Two identical tuning forks vibrating at the same frequency 256 Hz are kept fixed at some distance apart. A listener runs between the forks at a speed of 3.0m s⁻¹ so that he approaches one tuning fork and recedes from the other figure. Find the beat frequency observed by the listener.
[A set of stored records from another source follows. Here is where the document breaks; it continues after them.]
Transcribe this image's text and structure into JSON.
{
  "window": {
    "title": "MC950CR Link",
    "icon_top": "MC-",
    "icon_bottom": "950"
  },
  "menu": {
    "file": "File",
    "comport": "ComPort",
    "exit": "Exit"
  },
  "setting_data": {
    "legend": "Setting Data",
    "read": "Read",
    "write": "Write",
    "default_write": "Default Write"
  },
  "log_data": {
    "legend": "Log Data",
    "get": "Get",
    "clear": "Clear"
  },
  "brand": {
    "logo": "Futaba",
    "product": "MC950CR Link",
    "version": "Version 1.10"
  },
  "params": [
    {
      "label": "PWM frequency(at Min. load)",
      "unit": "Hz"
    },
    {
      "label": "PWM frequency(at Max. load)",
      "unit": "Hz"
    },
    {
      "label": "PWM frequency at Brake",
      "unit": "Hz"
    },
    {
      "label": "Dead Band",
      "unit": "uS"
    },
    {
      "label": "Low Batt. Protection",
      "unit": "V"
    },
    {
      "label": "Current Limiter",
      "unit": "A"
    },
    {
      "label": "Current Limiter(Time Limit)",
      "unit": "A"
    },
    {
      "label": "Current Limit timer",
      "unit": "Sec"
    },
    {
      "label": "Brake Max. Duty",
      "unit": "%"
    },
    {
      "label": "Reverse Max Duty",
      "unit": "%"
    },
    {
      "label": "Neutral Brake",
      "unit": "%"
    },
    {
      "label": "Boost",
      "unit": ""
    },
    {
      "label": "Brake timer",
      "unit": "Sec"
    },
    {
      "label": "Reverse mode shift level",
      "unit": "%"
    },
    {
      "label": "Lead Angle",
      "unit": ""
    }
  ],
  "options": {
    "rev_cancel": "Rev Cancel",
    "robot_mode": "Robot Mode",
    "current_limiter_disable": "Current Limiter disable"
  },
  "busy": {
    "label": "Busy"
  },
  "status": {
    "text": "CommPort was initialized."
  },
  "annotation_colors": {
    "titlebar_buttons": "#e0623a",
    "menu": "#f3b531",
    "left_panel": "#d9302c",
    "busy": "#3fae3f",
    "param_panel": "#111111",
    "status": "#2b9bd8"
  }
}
Speed of sound in air = 332 m s⁻¹.

Answer 1

Given:
Speed of sound in air v = 332 ms⁻¹
Velocity of the observer $v_0$ = 3 ms^$-$1
Velocity of the source $v_s$ = 0
Frequency of the tuning forks $f_0$ = 256 Hz
The apparent frequency $\left(f_1\right)$ heard by the man when he is running towards the tuning forks is

$f_1=\left(\frac{v+v_0}{v}\right)\times f_0$

On substituting the values in the above equation, we get:

$f_1=\left(\frac{332+3}{332}\right)\times 256=258.3\mathrm{Hz}$

The apparent frequency $\left(f_2\right)$ heard by the man when he is running away from the tuning forks is

$f_2=\left(\frac{v-v_0}{v}\right)\times f_0$

On substituting the values in the above equation, we get:

$$\begin{gathered} f_2=\left(\frac{332-3}{332}\right)\times 256 \\ =253.7\mathrm{Hz}. \end{gathered}$$

∴ beats produced by them
= $f_2-f_1$
=258.3 − 253.7 = 4.6 Hz